Huh. Somebody linked to my post on hacker news, which resulted in some interesting comments. Some of them are fairly insulting, but, hey, whatevs.
Mostly, I feel I should clarify: I tend to write a certain way on this blog. The post in question was deliberately bombastic; it was reflecting a certain frustration I often feel with Ubuntu in general (yes, I should have more appropriately titled the post, shut up). A lot of people mentioned “why didn’t I do x, or y, or z” or “He didn’t know X, y, or even Z” and my point was more, “Why doesn’t cat > /etc/motd just work?” – followed by a lot of other questions. I wouldn’t say that it was written out of nerd rage: it was more written deliberately in an inflammatory style. Yes, obviously, looking at /etc/motd would have shown me it was a symlink, and yes I could have just removed it: you’re missing the damn point. What’s the point in telling a rabbit hole story if you just fix the problem and forget about the underlying issues that cause it to begin with?
5 comments
James
2011.12.07 at 10:27 pm (UTC -4)
Fuck the haters, bro. They’re attacking the tone of the piece rather than refuting the central point. Keep up the good work.
Miklos
2011.12.08 at 3:44 am (UTC -4)
I found your post highly amusing and another glaring example of over complication in the Debian/Ubuntu distros.
tep
2011.12.09 at 5:13 pm (UTC -4)
Your message is dead on, and I *liked* the style. You called it true, they broke the “consensus paradigm” with no warning and for no good reason other than they wanted to. *And* they didn’t document it (the old man pages are still there and incorrect.)

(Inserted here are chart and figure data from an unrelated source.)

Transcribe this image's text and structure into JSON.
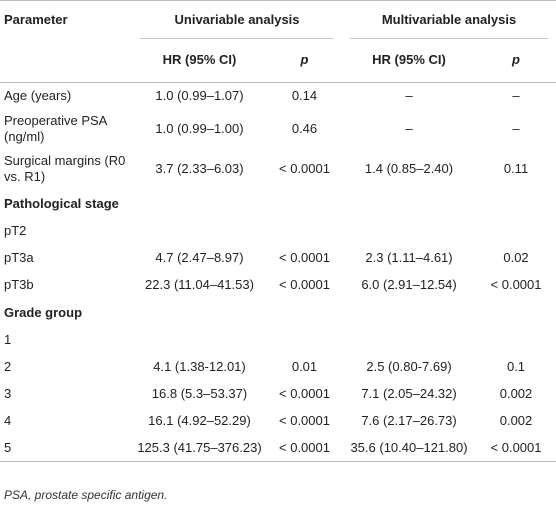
{
  "header": {
    "parameter": "Parameter",
    "univariable": "Univariable analysis",
    "multivariable": "Multivariable analysis",
    "hr_label": "HR (95% CI)",
    "p_label": "p"
  },
  "rows": [
    {
      "label": "Age (years)",
      "u_hr": "1.0 (0.99–1.07)",
      "u_p": "0.14",
      "m_hr": "–",
      "m_p": "–"
    },
    {
      "label": "Preoperative PSA (ng/ml)",
      "u_hr": "1.0 (0.99–1.00)",
      "u_p": "0.46",
      "m_hr": "–",
      "m_p": "–"
    },
    {
      "label": "Surgical margins (R0 vs. R1)",
      "u_hr": "3.7 (2.33–6.03)",
      "u_p": "< 0.0001",
      "m_hr": "1.4 (0.85–2.40)",
      "m_p": "0.11"
    }
  ],
  "sections": [
    {
      "title": "Pathological stage",
      "rows": [
        {
          "label": "pT2",
          "u_hr": "",
          "u_p": "",
          "m_hr": "",
          "m_p": ""
        },
        {
          "label": "pT3a",
          "u_hr": "4.7 (2.47–8.97)",
          "u_p": "< 0.0001",
          "m_hr": "2.3 (1.11–4.61)",
          "m_p": "0.02"
        },
        {
          "label": "pT3b",
          "u_hr": "22.3 (11.04–41.53)",
          "u_p": "< 0.0001",
          "m_hr": "6.0 (2.91–12.54)",
          "m_p": "< 0.0001"
        }
      ]
    },
    {
      "title": "Grade group",
      "rows": [
        {
          "label": "1",
          "u_hr": "",
          "u_p": "",
          "m_hr": "",
          "m_p": ""
        },
        {
          "label": "2",
          "u_hr": "4.1 (1.38-12.01)",
          "u_p": "0.01",
          "m_hr": "2.5 (0.80-7.69)",
          "m_p": "0.1"
        },
        {
          "label": "3",
          "u_hr": "16.8 (5.3–53.37)",
          "u_p": "< 0.0001",
          "m_hr": "7.1 (2.05–24.32)",
          "m_p": "0.002"
        },
        {
          "label": "4",
          "u_hr": "16.1 (4.92–52.29)",
          "u_p": "< 0.0001",
          "m_hr": "7.6 (2.17–26.73)",
          "m_p": "0.002"
        },
        {
          "label": "5",
          "u_hr": "125.3 (41.75–376.23)",
          "u_p": "< 0.0001",
          "m_hr": "35.6 (10.40–121.80)",
          "m_p": "< 0.0001"
        }
      ]
    }
  ],
  "footnote": "PSA, prostate specific antigen."
}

I wholeheartedly support “out of box thinking”. But Jebus, *thinking” is part of that equation. Do what you do for a good reason, after you’ve considered the pros and cons. Do some analysis, build some consensus.
But then, I’m a curmudgeon, I’ve been suspicious of the RAM and CPU usage of every UNIX release past 4.4BSD.
jr
2012.01.01 at 2:42 pm (UTC -4)
read the blog and found myself mostly agreeing with the (heartfelt, I’m sure) points you made.
on the up-side, you needn’t worry about Xubuntu users’ opinions because, apparently, users do not exist. proof? run ‘who‘ in (XFCE) Terminal and get — nothing.
darkfader
2012.04.27 at 6:13 pm (UTC -4)
This is funny that you got flamed for pointing out what a total mess these “smart ideas” are.
Anyway, thanks. I had not dug into the issue yet since it was really awkward to see something kept messing with those files that are totally *not* in the distro turf, but normally always site-local.
I’m still pondering if I should go integrate my motd with update-motd.d or whatnot.
I guess IF I tried that I’ll find the next Ubuntu update will wipe my changes, so I rather won’t bother.
I’ve never seen such a chaotic unstructured mess.